In the United States, radioiodine therapy has become the standard of care for Graves' illness.

This requires oral administration of radioactive iodine in the form of a liquid or a pill. It specifically attacks the thyroid in order to eliminate the gland's hormone-making cells.

This suggests that radioiodine treatment leads to hypothyroidism or underactive thyroid in the vast majority of individuals. This is a lot less complicated to treat and doesn't cause as many complications down the line as hyperthyroidism does.


It is also recommended that beta-blockers be used initially in the treatment of hyperthyroidism. Thyroid hormone is an essential hormone; however, these medications inhibit its normal functions in the circulatory system. If a person's thyroid levels are normal, they may stop using beta-blockers.

This may be a quick and transient solution to symptoms including racing heartbeat, jitteriness, and trembling. It typically begins to function within hours.


Surgery is a less common Graves' disease treatment, but doctors may advise it in cases of pregnancy, large goiters, or when other therapies have failed.

The thyroid gland may be entirely or partially removed during a thyroidectomy. Depending on the severity of the ailment, a surgeon may remove one or both gland lobes and any nearby lymph nodes.

The thyroid can resume its functions if only a portion is surgically removed.

The body cannot create enough thyroid hormone, a condition known as hypothyroidism, if a surgeon removes the entire thyroid. A doctor will prescribe thyroid hormone pills that mimic the hormone's effects to treat this.

The most significant benefit of surgery is that it might be the quickest, most reliable, and most long-lasting solution to the problem.

A person may experience a hoarse or weak voice after surgery and experience neck pain. Due to the breathing tube used during the treatment, they could be transient.

Depending on how much of the thyroid is removed, the extent of the scar left by the procedure may vary.

Graves Eye Disease

The eyes may be affected by Graves' illness. The doctor may diagnose the problem as Graves' ophthalmology in this situation. The symptoms often appear six months after a Graves disease diagnosis.

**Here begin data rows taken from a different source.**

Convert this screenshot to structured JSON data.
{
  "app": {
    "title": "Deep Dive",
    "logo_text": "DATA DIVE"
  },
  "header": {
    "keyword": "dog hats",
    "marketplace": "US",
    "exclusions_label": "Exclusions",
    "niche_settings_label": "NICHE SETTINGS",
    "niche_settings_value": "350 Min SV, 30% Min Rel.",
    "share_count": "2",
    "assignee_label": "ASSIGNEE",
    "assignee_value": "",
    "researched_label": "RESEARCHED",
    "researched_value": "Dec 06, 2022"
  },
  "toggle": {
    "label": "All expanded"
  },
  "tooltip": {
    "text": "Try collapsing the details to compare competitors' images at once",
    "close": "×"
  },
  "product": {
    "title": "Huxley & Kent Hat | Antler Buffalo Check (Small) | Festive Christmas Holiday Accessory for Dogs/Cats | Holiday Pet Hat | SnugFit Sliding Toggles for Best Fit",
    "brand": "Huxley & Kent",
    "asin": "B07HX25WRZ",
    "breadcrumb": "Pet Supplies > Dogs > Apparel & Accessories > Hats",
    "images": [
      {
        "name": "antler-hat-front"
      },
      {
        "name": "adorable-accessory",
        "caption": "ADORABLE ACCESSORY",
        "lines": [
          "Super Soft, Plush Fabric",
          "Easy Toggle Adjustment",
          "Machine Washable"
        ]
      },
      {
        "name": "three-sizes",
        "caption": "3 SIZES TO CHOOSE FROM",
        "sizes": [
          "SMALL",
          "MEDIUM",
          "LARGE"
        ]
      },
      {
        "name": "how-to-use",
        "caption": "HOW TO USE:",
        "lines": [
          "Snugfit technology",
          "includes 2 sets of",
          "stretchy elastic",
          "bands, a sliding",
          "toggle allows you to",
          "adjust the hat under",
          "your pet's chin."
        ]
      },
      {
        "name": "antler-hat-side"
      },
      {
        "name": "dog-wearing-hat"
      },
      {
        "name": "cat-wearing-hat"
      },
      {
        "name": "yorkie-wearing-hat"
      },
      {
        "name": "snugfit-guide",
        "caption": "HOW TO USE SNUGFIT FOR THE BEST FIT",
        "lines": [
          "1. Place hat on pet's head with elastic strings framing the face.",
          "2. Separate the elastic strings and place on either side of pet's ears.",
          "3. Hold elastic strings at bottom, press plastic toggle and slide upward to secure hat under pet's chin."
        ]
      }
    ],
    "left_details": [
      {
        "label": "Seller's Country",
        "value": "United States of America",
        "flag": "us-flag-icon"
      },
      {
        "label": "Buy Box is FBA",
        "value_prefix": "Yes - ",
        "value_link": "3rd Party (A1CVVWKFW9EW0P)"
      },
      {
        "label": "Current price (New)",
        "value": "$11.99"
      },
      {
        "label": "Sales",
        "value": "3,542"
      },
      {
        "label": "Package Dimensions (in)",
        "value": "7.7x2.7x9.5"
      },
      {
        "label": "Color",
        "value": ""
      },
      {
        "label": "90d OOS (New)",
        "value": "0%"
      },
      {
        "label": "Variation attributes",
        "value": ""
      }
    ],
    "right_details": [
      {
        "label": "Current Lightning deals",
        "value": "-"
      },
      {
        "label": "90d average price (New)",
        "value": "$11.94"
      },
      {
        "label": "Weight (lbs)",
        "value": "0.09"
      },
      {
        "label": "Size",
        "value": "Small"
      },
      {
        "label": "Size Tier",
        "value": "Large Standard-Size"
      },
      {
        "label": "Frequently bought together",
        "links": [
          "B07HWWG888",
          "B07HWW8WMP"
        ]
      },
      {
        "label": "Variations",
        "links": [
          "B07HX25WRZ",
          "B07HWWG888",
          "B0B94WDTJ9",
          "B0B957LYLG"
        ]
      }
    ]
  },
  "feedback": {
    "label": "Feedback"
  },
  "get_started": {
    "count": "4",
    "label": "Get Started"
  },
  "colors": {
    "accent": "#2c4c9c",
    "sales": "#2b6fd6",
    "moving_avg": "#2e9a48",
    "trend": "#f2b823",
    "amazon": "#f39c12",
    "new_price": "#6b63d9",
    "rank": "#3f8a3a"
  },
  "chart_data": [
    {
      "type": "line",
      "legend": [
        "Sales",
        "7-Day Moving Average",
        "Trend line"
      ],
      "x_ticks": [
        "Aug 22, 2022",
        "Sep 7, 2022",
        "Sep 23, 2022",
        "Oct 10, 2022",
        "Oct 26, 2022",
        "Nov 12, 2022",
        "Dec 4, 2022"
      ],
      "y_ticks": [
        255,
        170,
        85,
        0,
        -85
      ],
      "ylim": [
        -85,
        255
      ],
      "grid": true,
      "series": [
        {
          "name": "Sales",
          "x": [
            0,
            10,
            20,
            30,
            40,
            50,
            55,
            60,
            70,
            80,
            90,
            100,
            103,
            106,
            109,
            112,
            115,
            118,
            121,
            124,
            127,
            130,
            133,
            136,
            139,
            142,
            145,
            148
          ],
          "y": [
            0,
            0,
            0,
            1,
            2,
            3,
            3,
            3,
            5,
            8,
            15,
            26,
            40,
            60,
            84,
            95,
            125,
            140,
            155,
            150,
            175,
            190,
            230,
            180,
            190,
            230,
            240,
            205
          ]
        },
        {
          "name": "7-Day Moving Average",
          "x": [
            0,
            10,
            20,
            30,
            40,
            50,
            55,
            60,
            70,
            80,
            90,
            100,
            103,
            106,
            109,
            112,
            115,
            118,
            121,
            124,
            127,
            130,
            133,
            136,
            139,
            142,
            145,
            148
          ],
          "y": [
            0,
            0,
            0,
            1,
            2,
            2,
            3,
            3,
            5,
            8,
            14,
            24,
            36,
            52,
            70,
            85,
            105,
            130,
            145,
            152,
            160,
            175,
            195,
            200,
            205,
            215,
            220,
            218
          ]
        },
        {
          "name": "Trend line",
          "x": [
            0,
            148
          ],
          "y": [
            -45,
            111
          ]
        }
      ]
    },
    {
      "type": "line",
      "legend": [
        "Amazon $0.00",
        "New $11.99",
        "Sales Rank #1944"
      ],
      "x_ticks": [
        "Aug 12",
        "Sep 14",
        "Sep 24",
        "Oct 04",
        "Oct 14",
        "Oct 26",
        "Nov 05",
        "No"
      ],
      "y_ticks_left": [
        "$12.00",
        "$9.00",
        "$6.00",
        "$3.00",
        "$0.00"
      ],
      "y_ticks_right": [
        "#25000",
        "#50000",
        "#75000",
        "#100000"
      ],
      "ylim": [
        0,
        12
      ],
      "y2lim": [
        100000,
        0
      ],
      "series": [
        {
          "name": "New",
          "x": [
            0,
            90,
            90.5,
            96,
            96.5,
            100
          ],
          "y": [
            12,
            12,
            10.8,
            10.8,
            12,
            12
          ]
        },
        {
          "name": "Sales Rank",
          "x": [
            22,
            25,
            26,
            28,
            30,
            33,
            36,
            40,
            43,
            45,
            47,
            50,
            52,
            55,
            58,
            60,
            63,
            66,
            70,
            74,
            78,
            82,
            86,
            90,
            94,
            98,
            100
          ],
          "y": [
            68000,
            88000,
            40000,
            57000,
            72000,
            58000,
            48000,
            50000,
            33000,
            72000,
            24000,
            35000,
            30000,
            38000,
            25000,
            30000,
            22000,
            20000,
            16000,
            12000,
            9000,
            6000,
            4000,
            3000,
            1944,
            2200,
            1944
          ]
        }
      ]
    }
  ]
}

These signs may manifest as −

  • Redness

  • Inflammation of the white parts of the eye

  • Swollen or retracted eyelids

  • An irritated feeling in the eye

  • Sensitivity to light

  • Dryness or wateriness

  • Bulging of the eyes

  • Sensitivity

Graves' ophthalmology is a condition that, if left untreated, can cause double vision and, in rare instances, vision loss due to increasing pressure on the optic nerves.


First, a doctor evaluates the symptoms and searches for Graves' disease indicators, like an enlarged thyroid. The medical history of a person's family is also examined for thyroid problems.

They may then order −

  • A test of blood for tetanus toxoid immunity

  • A blood test that detects how much radioactive iodine the thyroid gland absorbs

  • A scan of the thyroid that reveals how much iodine is present in the gland

High iodine levels could be a sign of Graves' illness.